My Take on ‘The Risen People’ – Sept 11th 2014
“I remember approaching the Abbey theatre by foot on a cold September evening, physically braced for a cold night whilst emotionally braced for a dark evening. I anticipated a story of poverty-stricken working class victims, a backdrop of Dickensian tenements and a host of heart rending moments from the Lockout. My dour expectations were surprisingly disrupted.
I was instead, treated to a series of colourful Dublin snapshots, which were also thoughtful and respectful. A series of dynamic moments set against multimedia-ed newsreels injected here and there with bawdy music-hall song, dance and a live band hard at work.
Stimuli, that set to work discombobulating my assumptions. I laughed along and surrendered. I formed a genuine relationship with the inhabitants. I empathised with their sometime vigorous beliefs, human flakiness, tenuous relationships and glimpsed the dignity of their fragile dreams.

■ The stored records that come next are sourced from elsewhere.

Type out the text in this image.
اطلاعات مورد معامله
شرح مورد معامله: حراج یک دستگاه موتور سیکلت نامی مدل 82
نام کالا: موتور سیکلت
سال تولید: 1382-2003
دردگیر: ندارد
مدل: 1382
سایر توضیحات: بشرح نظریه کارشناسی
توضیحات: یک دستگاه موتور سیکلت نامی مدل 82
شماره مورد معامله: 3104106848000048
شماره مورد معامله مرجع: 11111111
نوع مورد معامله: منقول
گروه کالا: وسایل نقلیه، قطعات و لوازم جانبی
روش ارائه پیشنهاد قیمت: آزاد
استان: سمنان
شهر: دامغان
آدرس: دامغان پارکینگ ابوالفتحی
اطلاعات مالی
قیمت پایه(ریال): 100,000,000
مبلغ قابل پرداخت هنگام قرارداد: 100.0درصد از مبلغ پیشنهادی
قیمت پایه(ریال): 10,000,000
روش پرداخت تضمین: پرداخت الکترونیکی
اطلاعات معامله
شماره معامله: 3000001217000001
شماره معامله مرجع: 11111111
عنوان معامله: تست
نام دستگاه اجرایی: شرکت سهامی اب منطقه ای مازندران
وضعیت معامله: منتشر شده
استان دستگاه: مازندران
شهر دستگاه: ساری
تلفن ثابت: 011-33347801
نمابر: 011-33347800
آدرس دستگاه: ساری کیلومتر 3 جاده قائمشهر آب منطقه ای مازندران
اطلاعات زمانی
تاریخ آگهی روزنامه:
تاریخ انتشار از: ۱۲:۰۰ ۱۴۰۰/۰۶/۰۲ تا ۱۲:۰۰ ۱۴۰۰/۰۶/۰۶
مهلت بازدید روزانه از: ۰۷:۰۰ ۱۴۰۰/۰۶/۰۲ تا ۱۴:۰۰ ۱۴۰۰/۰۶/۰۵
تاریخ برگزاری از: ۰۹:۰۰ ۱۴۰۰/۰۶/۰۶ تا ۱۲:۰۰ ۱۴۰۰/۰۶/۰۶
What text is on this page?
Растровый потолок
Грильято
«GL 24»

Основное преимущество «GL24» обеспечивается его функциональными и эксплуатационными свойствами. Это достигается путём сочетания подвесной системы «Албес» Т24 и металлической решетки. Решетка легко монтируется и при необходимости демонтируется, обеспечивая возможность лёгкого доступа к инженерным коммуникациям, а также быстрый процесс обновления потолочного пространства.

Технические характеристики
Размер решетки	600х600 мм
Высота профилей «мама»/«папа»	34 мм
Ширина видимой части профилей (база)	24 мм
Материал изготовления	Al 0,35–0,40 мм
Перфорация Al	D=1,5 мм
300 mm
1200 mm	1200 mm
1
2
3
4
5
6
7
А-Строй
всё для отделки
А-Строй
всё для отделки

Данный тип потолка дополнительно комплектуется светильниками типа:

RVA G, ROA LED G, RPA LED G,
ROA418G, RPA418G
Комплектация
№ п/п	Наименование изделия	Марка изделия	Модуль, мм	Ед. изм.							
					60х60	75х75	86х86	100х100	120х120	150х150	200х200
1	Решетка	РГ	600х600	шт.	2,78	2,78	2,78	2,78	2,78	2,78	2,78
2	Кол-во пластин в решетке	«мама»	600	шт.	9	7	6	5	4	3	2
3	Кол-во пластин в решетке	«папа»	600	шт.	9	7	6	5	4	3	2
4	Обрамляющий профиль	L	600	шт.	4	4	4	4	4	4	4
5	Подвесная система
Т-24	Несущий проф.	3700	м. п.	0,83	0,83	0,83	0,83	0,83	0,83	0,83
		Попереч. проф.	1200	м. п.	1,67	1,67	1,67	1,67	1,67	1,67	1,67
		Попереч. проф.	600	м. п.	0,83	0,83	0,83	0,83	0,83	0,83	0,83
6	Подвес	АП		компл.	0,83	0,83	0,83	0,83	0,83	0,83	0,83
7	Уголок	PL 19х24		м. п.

I laughed, but I also sighed. I watched the colour drain from their lives, hopes, as it did from the set itself. Melodies grew more haunting and languid as the play progressed and winter descended on-stage in well worn pathetic fallacy.
The play ended, the doors opened, I walked out into the cold September evening once more, filled with the heat of re-found humanity. Dublin’s history was made flesh for me.”